Around 20 Indian States Commit to Power Sector Reforms

Almost 20 states expressed interest in benefitting from power sector reforms in 2020 on account of incentives by way of increased market borrowing space, Ministry of Power (MoP) recently said in an official statement.

The Ministry of Finance launched a programme in June 2021 to allow additional borrowing space to state governments on the condition that they undertake and sustain specific reforms in the power sector. REC Ltd is the nodal agency for the scheme’s implementation.

The additional borrowing limit permitted for power sector reforms is 0.5% of the Gross State Domestic Product (GSDP) of the respective state. This being the first year of the current version of the scheme, the requirements of reforms and actions has been kept less onerous, with the bar raised for future years, pushing the states towards higher level reforms, says MoP.
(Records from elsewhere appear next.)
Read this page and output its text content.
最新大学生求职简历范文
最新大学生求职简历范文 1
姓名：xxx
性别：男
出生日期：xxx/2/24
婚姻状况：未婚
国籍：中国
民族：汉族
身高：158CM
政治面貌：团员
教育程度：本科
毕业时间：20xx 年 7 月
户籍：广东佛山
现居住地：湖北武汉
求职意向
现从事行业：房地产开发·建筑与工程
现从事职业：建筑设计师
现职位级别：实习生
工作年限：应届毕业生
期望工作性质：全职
Under the scheme, the states may commit to reforms and be eligible for increased borrowing space of ~Rs. 80,000 Crores. This scheme seeks to incentivise states to commit to reforms and in turn, take benefit in the form of availability of enhanced financial resources.

This financial year, almost 20 states have already shown interest in taking benefit under the scheme, confirmed MoP. Based on the recommendations of the ministry in respect of such a proposal from Andhra Pradesh, the Ministry of Finance had accorded their approval and the state has already availed borrowings of more than Rs 2100 Crore to partly utilise such allowed additional borrowing space.

Proposals of Manipur and Rajasthan are also under active consideration at Ministry of Finance, both of which may be eligible for the maximum limit of 0.50% increased borrowing space, based on reforms carried out by them in the power sector. Rest of the states are also submitting their proposals.

Last year, a slightly different version of this scheme was made applicable, which enabled 24 states to take benefit of the same and avail additional borrowing limits of more than Rs. 13,000 Crore. Based on the learnings from bringing out such a scheme and the reception it received from the states, the framework was further revised this year to put forth incremental reform requirements that the States need to commit for, in their power segment, stated MoP.

A number of provisions in the scheme, such as timely publishing of annual accounts, filing of tariff petition, issuance of tariff orders, unit-wise subsidy accounting, publishing of energy accounts, and adopting newer innovative technologies etc., remain common with the Revamped Distribution Sector Scheme, which is a “reform-based” and “result-oriented” scheme by MoP, whose end objective is said to be to make available 24×7, quality, reliable and affordable power to all consumers.

Thus, the funding under Centrally Sponsored Schemes has now been made contingent upon the reforms that any state is willing to undertake and provide corresponding financial support to the progressive State Governments in being able to achieve this, added MoP.